Alors bon, c’est vrai, hein, on nous a encore jamais fait le coup du héros qui part en quête de la fille du roi. Un peu hagard, on entre dans l’aventure. Le monde de Shining and the Darkness se divise en trois lieux : LE donjon, LE village, LE château. Le donjon étant inaccessible au début de la partie et dans la mesure ou vous quittez le château, il faudrait être légèrement benêt pour ne pas comprendre que le village est votre première destination. Celui ci se présente d’une manière assez simpliste. Vous avez accès à différents services sans toutefois ne jamais vous déplacer. Vous faites défiler le bar, l’église, la boutique…afin d’interagir avec les villageois. Ce système sera réutilisé dans la trilogie sur Game Gear (Shining Force Gaiden I & II ainsi que Final Conflict). Après quelques conversations, les portes du donjon s’ouvrent…le calvaire peut alors commencer.
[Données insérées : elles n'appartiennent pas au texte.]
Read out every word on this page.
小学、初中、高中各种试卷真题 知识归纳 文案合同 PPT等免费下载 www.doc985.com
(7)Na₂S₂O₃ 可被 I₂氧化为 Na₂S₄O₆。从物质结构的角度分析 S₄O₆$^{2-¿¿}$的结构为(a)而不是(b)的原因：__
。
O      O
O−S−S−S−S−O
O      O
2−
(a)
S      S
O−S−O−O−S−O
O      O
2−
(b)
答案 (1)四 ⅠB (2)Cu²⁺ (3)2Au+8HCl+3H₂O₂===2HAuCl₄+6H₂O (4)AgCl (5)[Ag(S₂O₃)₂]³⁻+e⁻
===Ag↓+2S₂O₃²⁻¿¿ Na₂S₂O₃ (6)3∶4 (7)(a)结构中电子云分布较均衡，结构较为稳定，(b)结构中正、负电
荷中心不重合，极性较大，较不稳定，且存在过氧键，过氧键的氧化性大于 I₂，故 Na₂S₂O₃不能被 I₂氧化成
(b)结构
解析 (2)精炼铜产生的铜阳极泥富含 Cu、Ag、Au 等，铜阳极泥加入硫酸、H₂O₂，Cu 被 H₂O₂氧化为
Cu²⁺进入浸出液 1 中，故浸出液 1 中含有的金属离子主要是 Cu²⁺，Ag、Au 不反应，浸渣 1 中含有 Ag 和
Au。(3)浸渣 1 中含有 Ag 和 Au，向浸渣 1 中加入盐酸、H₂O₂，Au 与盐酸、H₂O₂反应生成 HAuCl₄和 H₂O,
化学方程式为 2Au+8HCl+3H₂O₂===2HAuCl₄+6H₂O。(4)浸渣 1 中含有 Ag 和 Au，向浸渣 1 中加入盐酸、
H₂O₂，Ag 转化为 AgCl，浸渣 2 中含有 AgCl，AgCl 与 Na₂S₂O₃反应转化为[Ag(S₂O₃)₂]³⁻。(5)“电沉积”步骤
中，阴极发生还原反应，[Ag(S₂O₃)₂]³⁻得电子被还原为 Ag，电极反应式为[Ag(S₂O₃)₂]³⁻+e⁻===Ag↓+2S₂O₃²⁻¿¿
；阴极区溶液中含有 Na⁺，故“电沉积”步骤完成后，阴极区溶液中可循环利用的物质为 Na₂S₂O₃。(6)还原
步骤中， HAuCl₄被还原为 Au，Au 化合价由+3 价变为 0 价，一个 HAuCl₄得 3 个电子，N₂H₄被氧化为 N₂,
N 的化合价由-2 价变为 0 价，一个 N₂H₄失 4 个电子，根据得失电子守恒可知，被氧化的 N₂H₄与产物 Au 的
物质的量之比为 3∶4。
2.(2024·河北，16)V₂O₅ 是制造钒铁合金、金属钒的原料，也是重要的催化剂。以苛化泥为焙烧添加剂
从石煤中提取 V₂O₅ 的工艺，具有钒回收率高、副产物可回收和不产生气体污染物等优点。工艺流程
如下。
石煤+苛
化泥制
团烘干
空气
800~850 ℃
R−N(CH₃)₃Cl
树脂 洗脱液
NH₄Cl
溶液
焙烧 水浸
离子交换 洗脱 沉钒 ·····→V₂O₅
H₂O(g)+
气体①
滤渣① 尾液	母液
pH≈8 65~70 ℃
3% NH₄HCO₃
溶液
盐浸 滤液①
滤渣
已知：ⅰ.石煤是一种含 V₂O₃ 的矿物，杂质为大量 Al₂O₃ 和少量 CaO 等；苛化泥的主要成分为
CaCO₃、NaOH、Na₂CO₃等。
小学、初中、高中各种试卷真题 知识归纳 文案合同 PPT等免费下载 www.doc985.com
Vous êtes déjà renseignés sur le gameplay, mais il faut néanmoins souligner le caractère répétitif de l’aventure. On avance, indéfiniment, au travers de couloirs identiques. Alors certes, l’ambiance est bonne, mais ce produit revêt tout de même un aspect soporifique. La fréquence des combats est globalement élevée (elle dépend du secteur du donjon) et devient assez insupportable par moment. Le jeu est plutôt difficile, à moins de se munir d’un plan détaillé, réalisé par vos soins, cela va de soi. Nous évoquions l’ambiance ci dessus. L’univers « Shining » (en devenir, en 1991) est assez palpable, ce qui reste l’atout majeur du jeu. Le design demeure excellent et la bande-son de qualité, malgré la lourdeur de certains thèmes. Le graphisme est finalement assez peu important puisque le jeu se compose essentiellement de couloirs. Bref, c’est vieux, mais en 1991, les joueurs étaient séduits.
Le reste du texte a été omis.